A. I saw this on a blog post today and it is an incorrect assertion. In fact, I saw a blogger state, “1gb/s???? that’s not that good.” I couldn’t agree more. This is just a common notation blunder. There is, in fact, 20 Gb bandwidth between each Cell and each host in the database grid, which is close to 2 gigabytes of bandwidth (maximum theoretical 1850MB/s due to the IB cards though). I should point out that none of the physical plumbing is “secret-sauce.” Exadata leverages commodity components and open standards (e.g., OFED ).

Q. How does Exadata change the SGA caching dynamic?

A. It doesn’t. Everything that is cached today in the SGA will still be cached. Most Exadata reads are buffered in the PGA since the plan is generally a full scan. That is not to say that there is no Exadata value for indexes, because there can be. Exadata scans indexes and tables with the same I/O dynamic.

Q. This Exadata stuff must be based on NAND FLASH Solid State Disk

A. No, it isn’t and I won’t talk about futures. Exadata doesn’t really need Solid State Disk. Let’s think this one through.
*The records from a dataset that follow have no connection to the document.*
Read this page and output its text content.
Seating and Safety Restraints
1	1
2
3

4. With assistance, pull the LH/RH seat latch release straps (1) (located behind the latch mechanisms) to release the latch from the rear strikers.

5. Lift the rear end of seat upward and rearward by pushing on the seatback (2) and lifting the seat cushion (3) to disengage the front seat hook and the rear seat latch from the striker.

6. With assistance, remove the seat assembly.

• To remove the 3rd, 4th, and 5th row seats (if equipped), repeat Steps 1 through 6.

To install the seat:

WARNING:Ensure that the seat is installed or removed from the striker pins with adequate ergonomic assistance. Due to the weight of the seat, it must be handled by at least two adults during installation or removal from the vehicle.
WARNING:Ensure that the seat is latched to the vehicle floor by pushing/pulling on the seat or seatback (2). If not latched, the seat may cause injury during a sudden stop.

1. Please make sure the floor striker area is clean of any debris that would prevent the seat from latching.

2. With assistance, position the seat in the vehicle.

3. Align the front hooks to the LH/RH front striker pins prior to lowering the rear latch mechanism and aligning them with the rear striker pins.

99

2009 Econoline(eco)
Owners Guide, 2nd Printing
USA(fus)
Large sequential read and write speed is about the same on FLASH SSD as rotating media, but random I/O is very fast. 12 Hard Disk Drives can saturate the I/O controller so plugging SSD in where the 3.5″ HDDs are would be a waste.

Q. Why mention sequential disk I/O performance since sequential accesses will only occur in rare circumstances (e.g., non-concurrent scans).

A. Yes, and the question is what? No, honestly. I’ll touch on this. Of course concurrent queries attacking the same physical disks will introduce seek times and rotational delays. And the “competition” can somehow magically scan different table extents on the same disks without causing the same drive dynamic? Of course not. If Exadata is servicing concurrent queries that attack different regions of the same drives then, yes, by all means there will be seeks. Those seek, by the way, are followed by 4 sequential 1MB I/O operations so the seek time is essentailly amortized out.

Q. Is Exadata I/O really sequential, ever?

A. I get this one a lot and it generally comes from folks that know Automatic Storage Management (ASM). Exadata leverages ASM normal redundancy mirroring which mirrors and stripes the data. Oh my, doesn’t that entail textbook random I/O? No, not really. ASM will “fill” a disk from the “outside-in. ” This does not create a totally random I/O pattern since this placement doesn’t randomize from the outer edge of the platters to the spindle and back. In general, the “next” read on any given disk involved in a scan will be at a greater offset in the physical device and not that “far” from the previous sectors read. This does not create the pathological seek times that would be associated with a true random I/O profile.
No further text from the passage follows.